The celebrations seemed to go on for ages. Time was no issue, we could have stayed there all night singing and dancing, celebrating with the players who must have done 3 or 4 laps of the United support. Keane and Scholes came out to huge cheers. All the players got their own turn with the trophy in front of the main United support behind the goals. Sit Down by James was played 2 or 3 times.
It was magical. I wish I could go back in time and watch the younger me for a few hours from the final whistle.
Ferguson was hoisted on the shoulders of young Wes Brown and reserve keeper Raymond van der Gouw right in front of us and I thought back to seeing Fergie back when I was a youngster. What a journey I had been on with this great man, what a journey he had taken everyone on, what a journey he had taken the club on. He had a vision. Football eh? Bloody hell.
The treble was concluded on the birthday of the late Sir Matt Busby the man who built the traditions of Manchester United, believing in youth and attacking football to give the workers around Old Trafford something to be proud of. Ferguson shared those beliefs.
I vaguely remember walking out the ground in a daze, United fans in absolute harmony.

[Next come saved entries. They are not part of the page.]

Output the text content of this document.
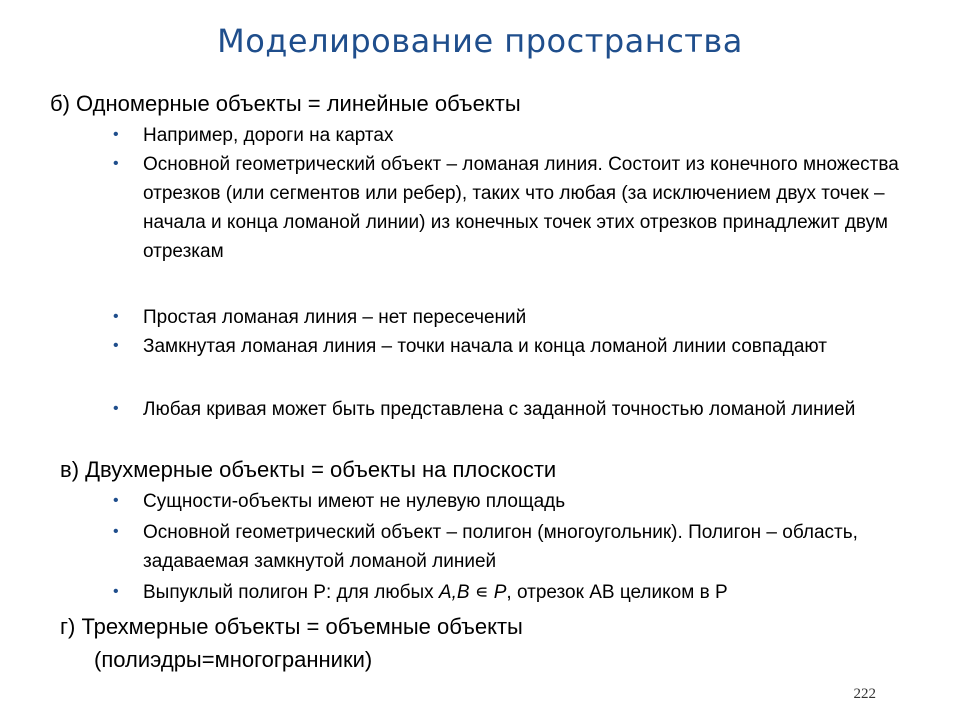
Моделирование пространства
б) Одномерные объекты = линейные объекты
• Например, дороги на картах
• Основной геометрический объект – ломаная линия. Состоит из конечного множества отрезков (или сегментов или ребер), таких что любая (за исключением двух точек – начала и конца ломаной линии) из конечных точек этих отрезков принадлежит двум отрезкам
• Простая ломаная линия – нет пересечений
• Замкнутая ломаная линия – точки начала и конца ломаной линии совпадают
• Любая кривая может быть представлена с заданной точностью ломаной линией
в) Двухмерные объекты = объекты на плоскости
• Сущности-объекты имеют не нулевую площадь
• Основной геометрический объект – полигон (многоугольник). Полигон – область, задаваемая замкнутой ломаной линией
• Выпуклый полигон P: для любых A,B ∊ P, отрезок АВ целиком в Р
г) Трехмерные объекты = объемные объекты
(полиэдры=многогранники)
222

My next memory is of somehow bumping into other Glasgow branch members in a bar, god knows how, again fate must have played a hand.
There were some Bayern fans there and a couple of them handed out cigars to United fans which I thought was a very touching and classy gesture. Cigars they must have been close to lighting.
Richard Ashcroft from The Verve was outside the bar looking super cool. Someone handed him a scarf and he tied it round his tiny waist. I wondered when he was going to stop pulling the knot!
We jumped a bus to La Rambla and after a couple of cans from somewhere we settled down to sleep along with other United supporters who had no chance of getting back to their hotel that night. But then my Mrs Robinson ran over to say she had found a taxi to take us to Salou and we jumped in and sped off into the night.
We got back to the hotel and our friend Tel was waiting up for us. Thankfully he had got a ticket and we hoarsely talked until we passed out from exhaustion.
United had done it, football, bloody hell.
We had another long day on 27th May at Barcelona airport, drinking and singing. We got up the road and my friends came up at night to watch the game all over again as my Mum had recorded it for me.
It was so special. 20-years ago.
Thank you to Sir Alex, all the players and staff and to all the wonderful supporters who made it such an incredible experience.